In a previous question (How can I show $\mathbf{e}_0\mathbf{e}_1\mathbf{e}_2\mathbf{e}_3=\sqrt{|g|}\gamma_0\gamma_1\gamma_2\gamma_3$) it was determined that
$$ \mathbf{e}_0 \wedge \mathbf{e}_1 \wedge \mathbf{e}_2 \wedge \mathbf{e}_3=\sqrt{|\det g|}\gamma_0 \wedge \gamma_1 \wedge \gamma_2\wedge \gamma_3 $$
Here, my question pertains to multivectors mixing blades of different grades, such as
$$ \mathbf{u}=v (\mathbf{e}_0 \wedge \mathbf{e}_1 \wedge \mathbf{e}_2 )+ b (\mathbf{e}_0 \wedge \mathbf{e}_1 \wedge \mathbf{e}_2 \wedge \mathbf{e}_3) = v\sqrt{|\det g[\mathbf{e}_0,\mathbf{e}_1,\mathbf{e}_2]|} \gamma_0 \wedge \gamma_1 \wedge \gamma_2+ b\sqrt{|\det g|}\gamma_0 \wedge \gamma_1 \wedge \gamma_2\wedge \gamma_3 $$
where $\sqrt{|\det g[\mathbf{e}_0,\mathbf{e}_1,\mathbf{e}_2]|}$ is of "dimension 3" and $\sqrt{|\det g|}$ is of "dimension 4".
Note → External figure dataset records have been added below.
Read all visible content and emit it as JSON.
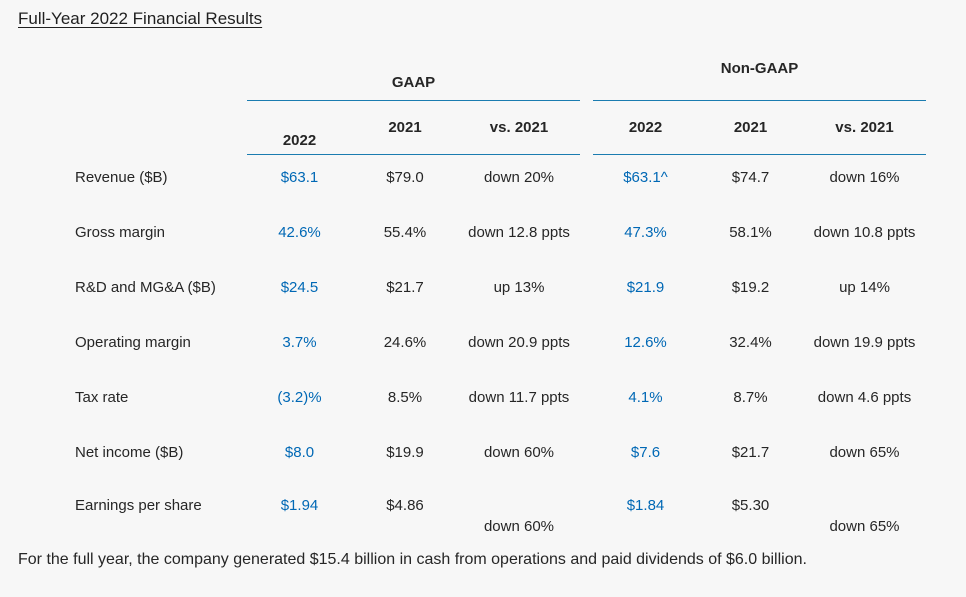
{
  "page": {
    "title": "Full-Year 2022 Financial Results",
    "footer": "For the full year, the company generated $15.4 billion in cash from operations and paid dividends of $6.0 billion."
  },
  "colors": {
    "background": "#f7f7f7",
    "accent_value_blue": "#0068b5",
    "rule_blue": "#1b7cb0",
    "text": "#262626"
  },
  "table": {
    "groups": [
      {
        "label": "GAAP"
      },
      {
        "label": "Non-GAAP"
      }
    ],
    "columns": [
      "2022",
      "2021",
      "vs. 2021",
      "2022",
      "2021",
      "vs. 2021"
    ],
    "rows": [
      {
        "label": "Revenue ($B)",
        "gaap": {
          "y2022": "$63.1",
          "y2021": "$79.0",
          "vs": "down 20%"
        },
        "non_gaap": {
          "y2022": "$63.1^",
          "y2021": "$74.7",
          "vs": "down 16%"
        }
      },
      {
        "label": "Gross margin",
        "gaap": {
          "y2022": "42.6%",
          "y2021": "55.4%",
          "vs": "down 12.8 ppts"
        },
        "non_gaap": {
          "y2022": "47.3%",
          "y2021": "58.1%",
          "vs": "down 10.8 ppts"
        }
      },
      {
        "label": "R&D and MG&A ($B)",
        "gaap": {
          "y2022": "$24.5",
          "y2021": "$21.7",
          "vs": "up 13%"
        },
        "non_gaap": {
          "y2022": "$21.9",
          "y2021": "$19.2",
          "vs": "up 14%"
        }
      },
      {
        "label": "Operating margin",
        "gaap": {
          "y2022": "3.7%",
          "y2021": "24.6%",
          "vs": "down 20.9 ppts"
        },
        "non_gaap": {
          "y2022": "12.6%",
          "y2021": "32.4%",
          "vs": "down 19.9 ppts"
        }
      },
      {
        "label": "Tax rate",
        "gaap": {
          "y2022": "(3.2)%",
          "y2021": "8.5%",
          "vs": "down 11.7 ppts"
        },
        "non_gaap": {
          "y2022": "4.1%",
          "y2021": "8.7%",
          "vs": "down 4.6 ppts"
        }
      },
      {
        "label": "Net income ($B)",
        "gaap": {
          "y2022": "$8.0",
          "y2021": "$19.9",
          "vs": "down 60%"
        },
        "non_gaap": {
          "y2022": "$7.6",
          "y2021": "$21.7",
          "vs": "down 65%"
        }
      },
      {
        "label": "Earnings per share",
        "gaap": {
          "y2022": "$1.94",
          "y2021": "$4.86",
          "vs": "down 60%"
        },
        "non_gaap": {
          "y2022": "$1.84",
          "y2021": "$5.30",
          "vs": "down 65%"
        }
      }
    ]
  }
}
I am trying to produce a multivector using a curvilinear basis that is invariant with respect to a change of coordinates. Specifically, I wish to multiple $\mathvf{v}$ defined as:
$$ \mathbf{v}=v \gamma_0 \wedge \gamma_1 \wedge \gamma_2+ b\gamma_0 \wedge \gamma_1 \wedge \gamma_2\wedge \gamma_3 $$
by $\sqrt{|\det g|}$ such that:
$$ \begin{align} \mathbf{v}'=\sqrt{|\det g|} \mathbf{v}&=v \sqrt{|\det g|}\gamma_0 \wedge \gamma_1 \wedge \gamma_2+ b \sqrt{|\det g|}\gamma_0 \wedge \gamma_1 \wedge \gamma_2\wedge \gamma_3 \end{align} $$
The term $b \sqrt{|\det g|}\gamma_0 \wedge \gamma_1 \wedge \gamma_2\wedge \gamma_3$ is equal to $ b \mathbf{e}_0 \wedge \mathbf{e}_1 \wedge \mathbf{e}_2\wedge \mathbf{e}_3$, but what is the (geometric) meaning/interpretation of the term $v \sqrt{|\det g|}\gamma_0 \wedge \gamma_1 \wedge \gamma_2$?
Note that it can also be written as:
$$ \frac{\sqrt{|\det g|}}{\sqrt{|\det g[\mathbf{e}_0,\mathbf{e}_1,\mathbf{e}_2]|}} \mathbf{e}_0 \wedge \mathbf{e}_1 \wedge \mathbf{e}_2 $$
The general question then, is what is the meaning of this term?
$$ \frac{\sqrt{|\det g|}}{\sqrt{|\det g[\mathbf{e}_0,\mathbf{e}_1,\mathbf{e}_2]|}} $$